ですから、「平と東は付き合う?」への答えは、単純な「はい」でも「いいえ」でもありません。

交際は明言されない。しかし学校という会う理由を失ったあとも、自分たちの意思で会い続ける特別な関係になった。

これが、8巻描き下ろしまで含めて確認できるタイラズマの結末です。

2026年のTVアニメでも、第21話「過去と今」で東が平への想いを自覚するところまで進みました。第2期は原作の最後まで描くことが公式に発表されているため、今後は第58話以降の平側の揺れ、そして第64話「スタートライン」がどのように映像化されるのかが大きな見どころになります。

タイラズマがたどり着いたのは、恋愛の「ゴール」ではありません。

自分は誰かに大切にされてもよい。

相手との関係を、自分から続けたいと思ってもよい。

そう二人が考えられるようになった場所こそが、題名どおりの「スタートライン」なのだと、私は受け取っています。


よくある質問

『正反対な君と僕』のタイラズマとは誰と誰ですか?

平秀司と東紫乃の二人です。

TVアニメ公式も、平と東を作中で「タイラズマ」と呼ばれる人気コンビとして正式に紹介しています。東役は島袋美由利さん、平役は加藤渉さんです。

平と東は最終的に付き合いますか?

付き合ったとは明言されません。

本編第64話では平から卒業後も会いたいという意思が示され、第65話でも交際開始は描かれません。

ただし最終8巻の巻末描き下ろしでは卒業後にも二人の交流が続いており、夜のドライブをする関係として紹介されています。

そのため、「恋が失敗した二人」というより、関係に名前を付けないまま、卒業後も互いを選び続けている二人と捉えるほうが作中の流れに沿っています。

東が平を好きだと自覚するのは原作何話ですか?

一話だけを挙げるより、第52話、第55話、第56話の流れで自覚していくと整理するのが正確です。

第52話では平が特別な存在であることへの戸惑いが強まり、第55〜56話にかけて、自分の感情を恋として認めていきます。

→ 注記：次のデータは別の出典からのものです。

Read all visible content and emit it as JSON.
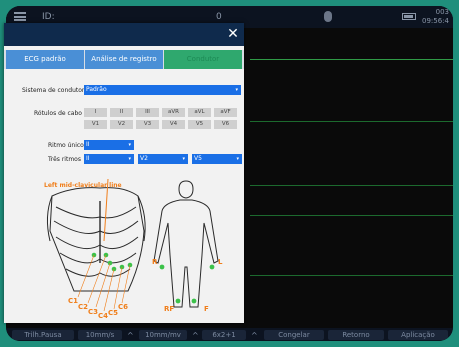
{
  "topbar": {
    "id_label": "ID:",
    "id_value": "0",
    "time_line1": "003",
    "time_line2": "09:56:4"
  },
  "bottombar": {
    "btn1": "Trilh.Pausa",
    "btn2": "10mm/s",
    "btn3": "10mm/mv",
    "btn4": "6x2+1",
    "btn5": "Congelar",
    "btn6": "Retorno",
    "btn7": "Aplicação"
  },
  "tabs": [
    {
      "label": "ECG padrão"
    },
    {
      "label": "Análise de registro"
    },
    {
      "label": "Condutor"
    }
  ],
  "form": {
    "sistema_label": "Sistema de condutor",
    "sistema_value": "Padrão",
    "rotulos_label": "Rótulos de cabo",
    "cable_row1": [
      "I",
      "II",
      "III",
      "aVR",
      "aVL",
      "aVF"
    ],
    "cable_row2": [
      "V1",
      "V2",
      "V3",
      "V4",
      "V5",
      "V6"
    ],
    "ritmo_unico_label": "Ritmo único",
    "ritmo_unico_value": "II",
    "tres_ritmos_label": "Três ritmos",
    "tres_ritmos_values": [
      "II",
      "V2",
      "V5"
    ]
  },
  "diagram": {
    "mid_clavicular": "Left mid-clavicular line",
    "chest_labels": [
      "C1",
      "C2",
      "C3",
      "C4",
      "C5",
      "C6"
    ],
    "body_labels": {
      "r": "R",
      "l": "L",
      "rf": "RF",
      "f": "F"
    },
    "electrode_color": "#3cc24a",
    "label_color": "#f07e1a"
  }
}
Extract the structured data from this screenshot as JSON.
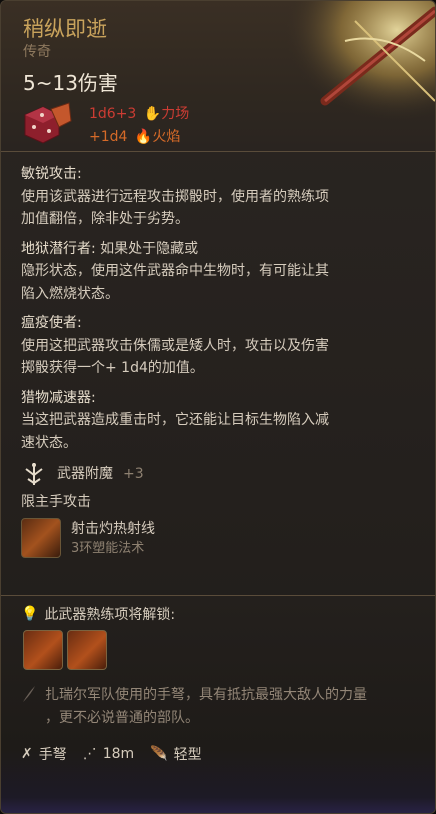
{
  "item": {
    "name": "稍纵即逝",
    "rarity": "传奇",
    "damage_range": "5~13伤害",
    "damage_rows": [
      {
        "dice": "1d6+3",
        "type": "力场",
        "color": "#cc3c33",
        "icon": "force-icon"
      },
      {
        "dice": "+1d4",
        "type": "火焰",
        "color": "#d66a28",
        "icon": "fire-icon"
      }
    ]
  },
  "abilities": [
    {
      "title": "敏锐攻击:",
      "text_lines": [
        "使用该武器进行远程攻击掷骰时，使用者的熟练项",
        "加值翻倍，除非处于劣势。"
      ]
    },
    {
      "title": "地狱潜行者:",
      "title_tail": " 如果处于隐藏或",
      "text_lines": [
        "隐形状态，使用这件武器命中生物时，有可能让其",
        "陷入燃烧状态。"
      ]
    },
    {
      "title": "瘟疫使者:",
      "text_lines": [
        "使用这把武器攻击侏儒或是矮人时，攻击以及伤害",
        "掷骰获得一个+ 1d4的加值。"
      ]
    },
    {
      "title": "猎物减速器:",
      "text_lines": [
        "当这把武器造成重击时，它还能让目标生物陷入减",
        "速状态。"
      ]
    }
  ],
  "enchantment": {
    "label": "武器附魔",
    "value": "+3"
  },
  "mainhand_note": "限主手攻击",
  "spell": {
    "name": "射击灼热射线",
    "level": "3环塑能法术"
  },
  "proficiency_unlock": "此武器熟练项将解锁:",
  "flavor_lines": [
    "扎瑞尔军队使用的手弩，具有抵抗最强大敌人的力量",
    "，更不必说普通的部队。"
  ],
  "properties": [
    {
      "icon": "crossbow-icon",
      "label": "手弩"
    },
    {
      "icon": "range-icon",
      "label": "18m"
    },
    {
      "icon": "feather-icon",
      "label": "轻型"
    }
  ],
  "colors": {
    "accent_gold": "#c9a35c",
    "force_red": "#cc3c33",
    "fire_orange": "#d66a28"
  }
}
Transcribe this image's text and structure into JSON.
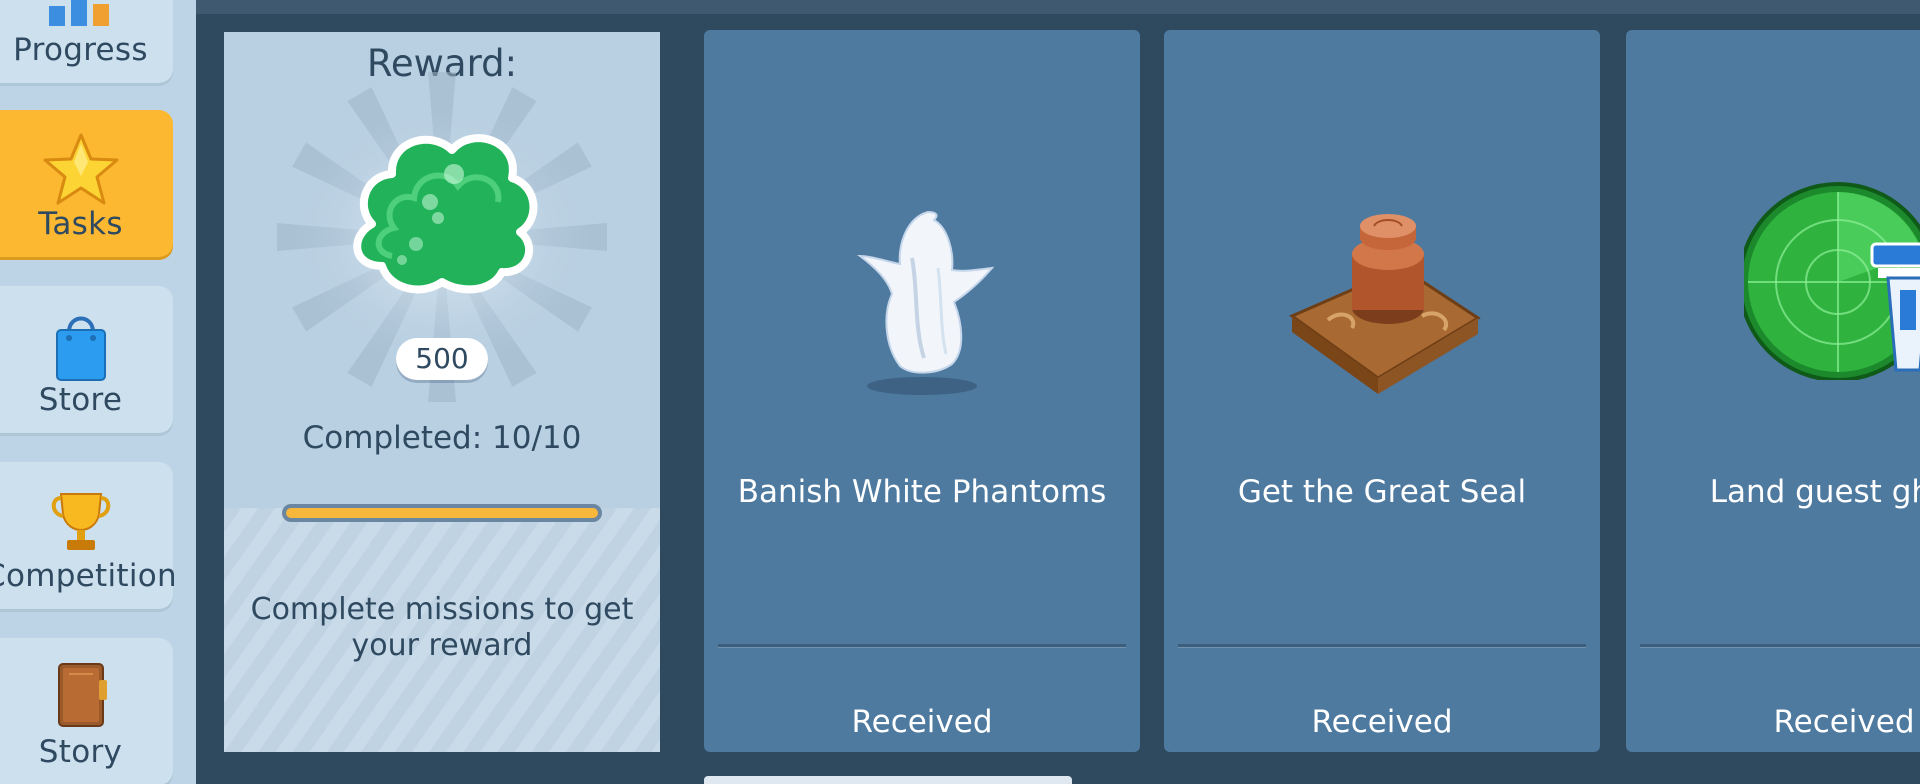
{
  "sidebar": {
    "items": [
      {
        "label": "Progress",
        "icon": "progress-chart-icon",
        "active": false
      },
      {
        "label": "Tasks",
        "icon": "star-icon",
        "active": true
      },
      {
        "label": "Store",
        "icon": "shopping-bag-icon",
        "active": false
      },
      {
        "label": "Competition",
        "icon": "trophy-icon",
        "active": false
      },
      {
        "label": "Story",
        "icon": "book-icon",
        "active": false
      }
    ]
  },
  "reward": {
    "title": "Reward:",
    "icon": "green-slime-icon",
    "amount": "500",
    "completed_label": "Completed: 10/10",
    "progress": 1.0,
    "hint": "Complete missions to get your reward"
  },
  "tasks": [
    {
      "title": "Banish White Phantoms",
      "icon": "white-phantom-icon",
      "status": "Received"
    },
    {
      "title": "Get the Great Seal",
      "icon": "great-seal-icon",
      "status": "Received"
    },
    {
      "title": "Land guest ghost",
      "icon": "radar-tower-icon",
      "status": "Received"
    }
  ],
  "colors": {
    "sidebar_bg": "#bcd4e6",
    "active_tab": "#fbb830",
    "card_bg": "#4e7aa0",
    "background": "#2f4a5f",
    "progress_fill": "#f6b73a"
  }
}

第58話は東が初めて好きになる回ではなく、平が東からの好意の可能性に気づき、二人の関係が揺れる回です。

アニメで東が平への恋心を自覚するのは何話ですか?

2026年8月30日放送の第21話「過去と今」です。

TVアニメ公式サイトとTBSの番組情報はいずれも、東について「平への想いを自覚した」と説明しています。

ただし変化そのものはもっと前から始まっており、第8話では平の言葉をきっかけに自分を大切にすることを考え、第19話では別クラスになった平を「友達」だと言い聞かせながら意識する姿が描かれています。

8巻の巻末描き下ろしもアニメ化されますか?

2026年9月1日時点では、巻末描き下ろしまでアニメ化すると明言した公式情報は確認できません

第2期が原作の最後まで描くこと自体は、2026年7月公開の公式イベントレポートで発表されています。

そのため本編第64話・最終話までの映像化には期待できますが、8巻で追加された番外編や巻末描き下ろしを含むかどうかは、今後の公式発表を待つ必要があります。